November 20, 2018
The tax reform will affect millennials

The Tax Cut and Jobs Act will be the first major tax reform that young adults have ever seen. This new law should simplify the process of filing taxes, but young adults might find that some of the deductions they were claiming no longer exists.

Here is how the Tax Cut and Jobs Act will affect Millennials.

The pros

The new standard deduction

The standard deduction is almost doubling to $12,000 or $24,000 for taxpayers who are married and filing jointly. Some young adults might also benefit from a reduced income tax rate. On average, young adults are earning an annual salary of $35,592. This puts this generation in a tax bracket that will be taxed at a rate of 12 percent instead of 15 percent. Taxpayers can still choose to itemized deductions if this option is more advantageous to them.

The tax reform includes an increase in child tax credit.

Increased Child Tax Credit

The increased Child Tax Credit is another major change. There are one million Millennial women becoming mothers each year. Young families will benefit from a Child Tax Credit of $2,000 per child instead of $1,000.

Lower mortgage interest deduction cap

Young adults who are planning on buying a home between 2018 and 2025 will benefit from a lower mortgage interest deduction cap. The new limit is $750,000 instead of $1 million.

Student loan interest deductions remain

The Tax Cut and Jobs Act will leave the student loan interest deduction unchanged. College graduates will still be able to deduct up to $2,500 spent on student loan interests. This is a significant deduction since 44 million of Americans have student loans and most of them are young adults.

Corporate tax deductions

Some companies have elected to increase wages or to hand out bonuses, thanks to tax deductions. Some businesses are increasing the amount of the 401(k) contributions they can match while others are issuing benefits in the form of company stock.

The cons

No more personal exemption

Previously, taxpayers could claim a personal exemption of up to $4,050. This exemption no longer exists and has been replaced by a higher standard deduction.

Job search expenses are no longer deductible.

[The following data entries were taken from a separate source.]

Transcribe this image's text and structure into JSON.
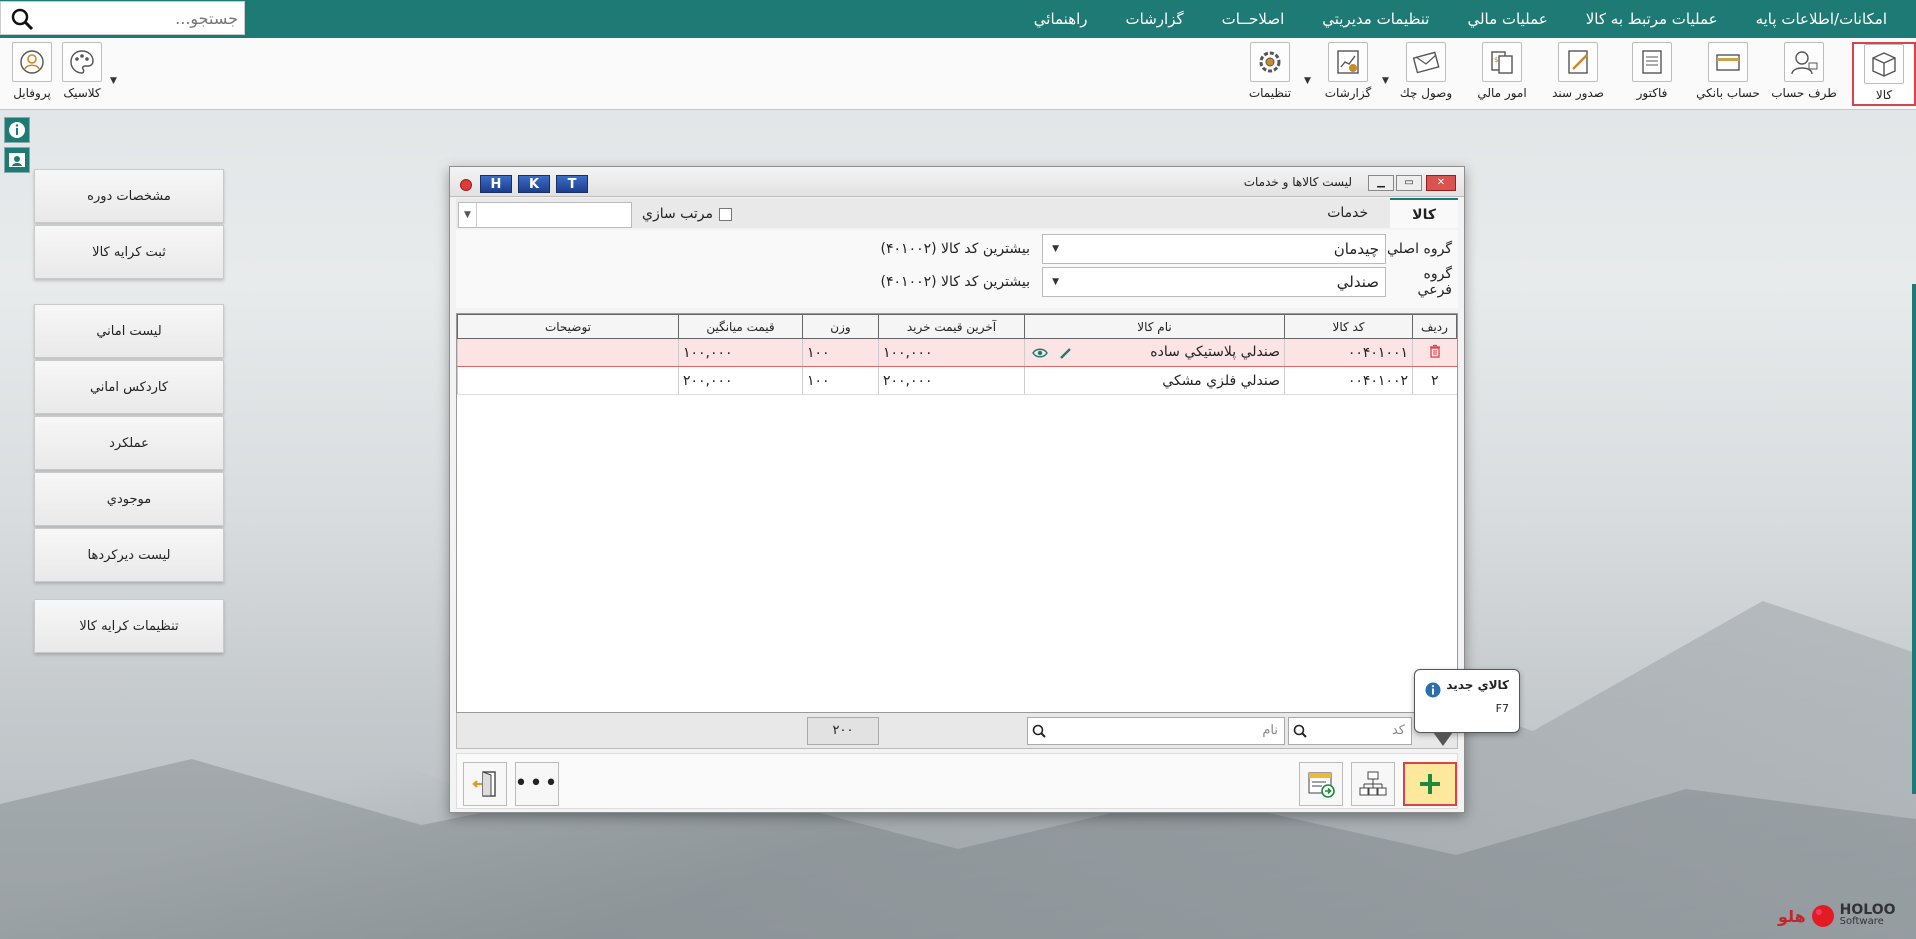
{
  "colors": {
    "accent": "#1e7a74",
    "highlight_red": "#d9434b",
    "new_yellow": "#fde89b"
  },
  "search": {
    "placeholder": "جستجو..."
  },
  "menu": [
    "امکانات/اطلاعات پايه",
    "عمليات مرتبط به کالا",
    "عمليات مالي",
    "تنظيمات مديريتي",
    "اصلاحــات",
    "گزارشات",
    "راهنمائي"
  ],
  "toolbar": {
    "items": [
      {
        "label": "کالا",
        "icon": "box-icon"
      },
      {
        "label": "طرف حساب",
        "icon": "person-icon"
      },
      {
        "label": "حساب بانکي",
        "icon": "bank-card-icon"
      },
      {
        "label": "فاکتور",
        "icon": "invoice-icon"
      },
      {
        "label": "صدور سند",
        "icon": "document-pen-icon"
      },
      {
        "label": "امور مالي",
        "icon": "finance-icon"
      },
      {
        "label": "وصول چك",
        "icon": "envelope-check-icon"
      },
      {
        "label": "گزارشات",
        "icon": "report-chart-icon"
      },
      {
        "label": "تنظيمات",
        "icon": "gear-icon"
      }
    ],
    "right": [
      {
        "label": "کلاسيک",
        "icon": "palette-icon"
      },
      {
        "label": "پروفايل",
        "icon": "profile-icon"
      }
    ]
  },
  "sidebar": [
    "مشخصات دوره",
    "ثبت کرايه کالا",
    "ليست اماني",
    "کاردکس اماني",
    "عملکرد",
    "موجودي",
    "ليست ديرکردها",
    "تنظيمات کرايه کالا"
  ],
  "window": {
    "title": "ليست کالاها و خدمات",
    "hkt": [
      "H",
      "K",
      "T"
    ],
    "tabs": [
      "کالا",
      "خدمات"
    ],
    "sort_label": "مرتب سازي",
    "filters": [
      {
        "label": "گروه اصلي",
        "value": "چيدمان",
        "note": "بيشترين کد کالا (۴۰۱۰۰۲)"
      },
      {
        "label": "گروه فرعي",
        "value": "صندلي",
        "note": "بيشترين کد کالا (۴۰۱۰۰۲)"
      }
    ],
    "columns": [
      "رديف",
      "کد کالا",
      "نام کالا",
      "آخرين قيمت خريد",
      "وزن",
      "قيمت ميانگين",
      "توضيحات"
    ],
    "rows": [
      {
        "index": "",
        "code": "۰۰۴۰۱۰۰۱",
        "name": "صندلي پلاستيکي ساده",
        "last_price": "۱۰۰,۰۰۰",
        "weight": "۱۰۰",
        "avg_price": "۱۰۰,۰۰۰",
        "desc": ""
      },
      {
        "index": "۲",
        "code": "۰۰۴۰۱۰۰۲",
        "name": "صندلي فلزي مشکي",
        "last_price": "۲۰۰,۰۰۰",
        "weight": "۱۰۰",
        "avg_price": "۲۰۰,۰۰۰",
        "desc": ""
      }
    ],
    "footer": {
      "code_placeholder": "کد",
      "name_placeholder": "نام",
      "weight_sum": "۲۰۰"
    }
  },
  "tooltip": {
    "title": "کالاي جديد",
    "shortcut": "F7"
  },
  "logo": {
    "name": "هلو",
    "brand": "HOLOO",
    "sub": "Software"
  }
}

Job search expenses are no longer deductible

On average, a Millennial has worked five different jobs by the time they turn 35. Unfortunately, the costs associated with a job search are no longer deductible. Young adults will have to cover costs such as mailing out resumes, traveling to a job interview, or paying an outplacement agency fee without being able to deduct these expenses.

Limited SALT deduction

Taxpayers can deduct state and local taxes without exceeding $10,000 a year. This cap includes state and local taxes as well as property and sales taxes. This new cap will have an impact on young adults living in high tax states and possibly add a barrier to home ownership.

No more corporate tax deductions for covering commuting expenses

In the past, companies were able to deduct the cost of covering commuting expenses for their employees. This corporate deduction will no longer exist under the Tax Cut and Jobs Act, meaning that most employers will probably stop covering parking and commuting expenses.

The tax reform will benefit Millennials by reducing income tax rates and almost doubling the standard deduction. The increased Child Tax Credit and lower mortgage interest deduction cap will lower the tax bill of new families.

However, some young adults will find that the personal exemption will no longer be available, or that the reduced SALT deduction isn't advantageous to them and might see an increase in their tax bill.